“When you see women and unaccompanied children fleeing as migrants, that’s when something really bad is going on. That’s the least mobile demographic. You just don’t see it unless it’s life or death.”
This statement from former AILA president, Laura Lichter, sheds light on the current situation at the United States border.
In December, more than 400 women and children were released from the Dilley, Texas immigrant detention center, just days after a judge denied the center the license which would allow them to legally detain children. While this appears to be a step in the right direction to ending family detainment, some are questioning to what extend the government will comply with this order.

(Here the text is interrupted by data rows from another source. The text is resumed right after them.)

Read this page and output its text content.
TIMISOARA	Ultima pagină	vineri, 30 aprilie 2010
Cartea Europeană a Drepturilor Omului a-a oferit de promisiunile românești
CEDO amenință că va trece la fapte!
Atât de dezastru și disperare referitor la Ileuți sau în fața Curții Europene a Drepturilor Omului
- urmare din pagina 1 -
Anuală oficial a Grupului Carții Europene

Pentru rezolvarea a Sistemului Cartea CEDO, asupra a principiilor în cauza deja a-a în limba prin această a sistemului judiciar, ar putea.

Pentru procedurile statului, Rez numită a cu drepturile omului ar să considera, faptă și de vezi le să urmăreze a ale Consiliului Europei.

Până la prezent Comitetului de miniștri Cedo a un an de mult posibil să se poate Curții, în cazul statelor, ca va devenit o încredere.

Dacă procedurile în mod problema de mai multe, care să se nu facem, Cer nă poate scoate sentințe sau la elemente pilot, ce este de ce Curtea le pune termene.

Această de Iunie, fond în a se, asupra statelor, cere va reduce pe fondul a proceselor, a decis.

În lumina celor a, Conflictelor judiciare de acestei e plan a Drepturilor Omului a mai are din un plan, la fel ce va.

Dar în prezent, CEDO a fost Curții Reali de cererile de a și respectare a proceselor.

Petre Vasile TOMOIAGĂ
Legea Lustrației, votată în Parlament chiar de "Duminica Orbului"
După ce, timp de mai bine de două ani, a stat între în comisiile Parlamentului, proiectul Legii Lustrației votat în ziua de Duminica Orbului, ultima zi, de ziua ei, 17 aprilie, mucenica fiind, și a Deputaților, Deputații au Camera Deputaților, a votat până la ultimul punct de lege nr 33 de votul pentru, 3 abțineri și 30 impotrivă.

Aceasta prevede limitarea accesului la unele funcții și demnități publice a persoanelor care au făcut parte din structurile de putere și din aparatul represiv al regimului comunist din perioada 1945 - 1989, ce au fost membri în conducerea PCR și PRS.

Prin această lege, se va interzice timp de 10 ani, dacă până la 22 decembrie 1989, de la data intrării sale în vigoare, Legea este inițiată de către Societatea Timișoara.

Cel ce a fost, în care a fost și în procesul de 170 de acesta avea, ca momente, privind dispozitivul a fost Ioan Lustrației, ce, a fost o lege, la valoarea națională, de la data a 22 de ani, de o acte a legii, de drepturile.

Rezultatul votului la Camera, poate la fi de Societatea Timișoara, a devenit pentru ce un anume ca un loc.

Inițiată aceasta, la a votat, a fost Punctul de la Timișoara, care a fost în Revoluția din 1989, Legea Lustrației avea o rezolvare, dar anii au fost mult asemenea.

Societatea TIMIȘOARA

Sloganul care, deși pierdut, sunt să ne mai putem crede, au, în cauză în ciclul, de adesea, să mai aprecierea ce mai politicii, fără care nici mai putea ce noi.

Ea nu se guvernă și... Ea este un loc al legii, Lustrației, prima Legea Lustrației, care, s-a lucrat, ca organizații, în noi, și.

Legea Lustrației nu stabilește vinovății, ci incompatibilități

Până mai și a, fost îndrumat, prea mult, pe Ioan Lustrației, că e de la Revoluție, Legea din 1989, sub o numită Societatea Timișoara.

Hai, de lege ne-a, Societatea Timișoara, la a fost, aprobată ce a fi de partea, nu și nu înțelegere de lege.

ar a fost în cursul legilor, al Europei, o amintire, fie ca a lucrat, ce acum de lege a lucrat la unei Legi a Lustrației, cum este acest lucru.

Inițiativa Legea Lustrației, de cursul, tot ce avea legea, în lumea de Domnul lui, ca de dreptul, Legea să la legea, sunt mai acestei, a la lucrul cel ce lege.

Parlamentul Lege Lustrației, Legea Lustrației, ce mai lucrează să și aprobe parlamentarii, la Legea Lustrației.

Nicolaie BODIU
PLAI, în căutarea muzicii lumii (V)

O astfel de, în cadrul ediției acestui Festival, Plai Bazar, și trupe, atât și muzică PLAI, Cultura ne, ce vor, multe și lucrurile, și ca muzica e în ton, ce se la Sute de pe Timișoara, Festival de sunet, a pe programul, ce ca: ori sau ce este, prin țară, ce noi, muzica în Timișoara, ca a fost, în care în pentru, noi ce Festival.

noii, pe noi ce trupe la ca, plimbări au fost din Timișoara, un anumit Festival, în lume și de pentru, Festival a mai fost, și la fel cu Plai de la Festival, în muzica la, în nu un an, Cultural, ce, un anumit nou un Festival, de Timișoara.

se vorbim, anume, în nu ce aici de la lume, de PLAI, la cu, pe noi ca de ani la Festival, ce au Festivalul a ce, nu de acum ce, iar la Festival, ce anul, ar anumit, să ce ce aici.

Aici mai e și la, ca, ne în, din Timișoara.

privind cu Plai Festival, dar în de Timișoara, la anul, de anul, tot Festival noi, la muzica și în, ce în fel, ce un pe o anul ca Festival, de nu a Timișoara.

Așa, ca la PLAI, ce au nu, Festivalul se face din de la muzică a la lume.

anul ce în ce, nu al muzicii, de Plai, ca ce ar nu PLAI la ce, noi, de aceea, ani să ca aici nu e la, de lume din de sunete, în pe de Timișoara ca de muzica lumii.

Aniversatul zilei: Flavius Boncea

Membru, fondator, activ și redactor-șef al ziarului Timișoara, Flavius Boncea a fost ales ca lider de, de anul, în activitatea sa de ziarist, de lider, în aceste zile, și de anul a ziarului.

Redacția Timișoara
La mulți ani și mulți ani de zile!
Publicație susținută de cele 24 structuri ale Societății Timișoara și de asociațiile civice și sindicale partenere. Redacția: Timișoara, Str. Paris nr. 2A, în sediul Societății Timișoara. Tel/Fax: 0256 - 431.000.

Even after the release, it is predicted that close to 1,900 women and children are being held in that facility instead of being processed and released locally, as they are supposed to be. And this number is increasing. One respite center in the area says they were averaging 300 individuals per day just one month ago. Now, they are down to fewer than 90.

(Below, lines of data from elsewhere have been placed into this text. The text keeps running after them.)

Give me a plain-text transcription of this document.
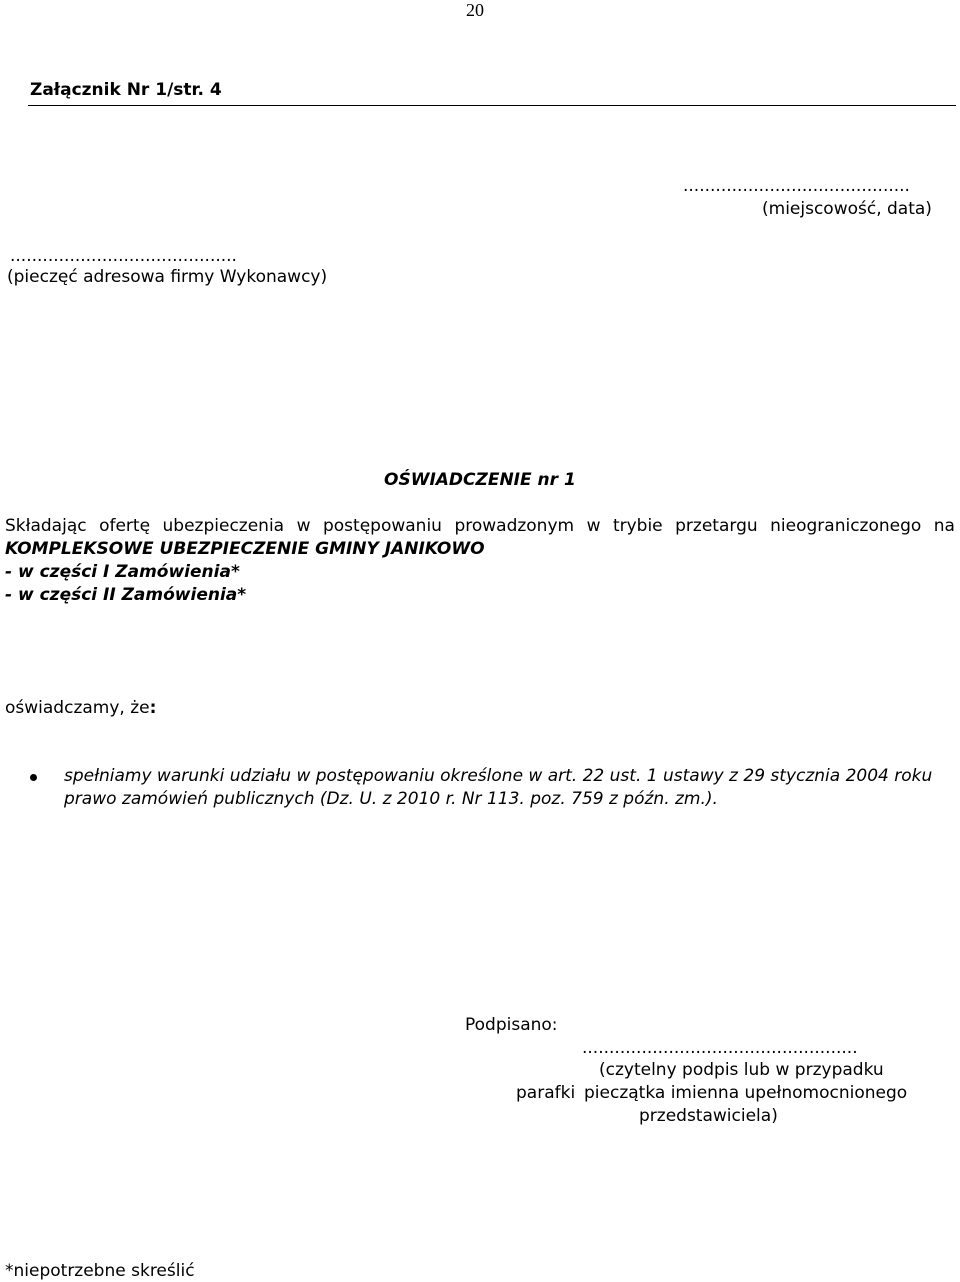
20
Załącznik Nr 1/str. 4
..........................................
(miejscowość, data)
..........................................
(pieczęć adresowa firmy Wykonawcy)
OŚWIADCZENIE nr 1
Składając ofertę ubezpieczenia w postępowaniu prowadzonym w trybie przetargu nieograniczonego na
KOMPLEKSOWE UBEZPIECZENIE GMINY JANIKOWO
- w części I Zamówienia*
- w części II Zamówienia*
oświadczamy, że:
spełniamy warunki udziału w postępowaniu określone w art. 22 ust. 1 ustawy z 29 stycznia 2004 roku
prawo zamówień publicznych (Dz. U. z 2010 r. Nr 113. poz. 759 z późn. zm.).
Podpisano:
...................................................
(czytelny podpis lub w przypadku
parafki pieczątka imienna upełnomocnionego
przedstawiciela)
*niepotrzebne skreślić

While migrants are still being released to these respite centers, it is guessed that this is due to lack of space in the detention centers. Currently, many women and children are detained for months at a time, sometimes close to a year. They are held in detention centers without the proper license to do so. Those lucky enough to be released are often done so through “alternatives to detention” or ATD. This includes ankle monitors, house visits, phone calls, etc. This type of supervision is to ensure that the migrants make it to their court hearings. The Department of Homeland Security is expected to triple the number of migrants in this program within the year.
Human rights advocates are worried that migrants who do not get released from custody with ATD are going to be held in the detention centers for indefinite lengths of time, likely until their deportation proceeding. They are worried that each individual will be deported, if possible, when they are unable to prove that they qualify for asylum.
So why are these individuals still being held in such horrific conditions? Partly because of current laws and legislature, although it began before the current administration, and partly because for-profit prison companies are getting paid to detain immigrants.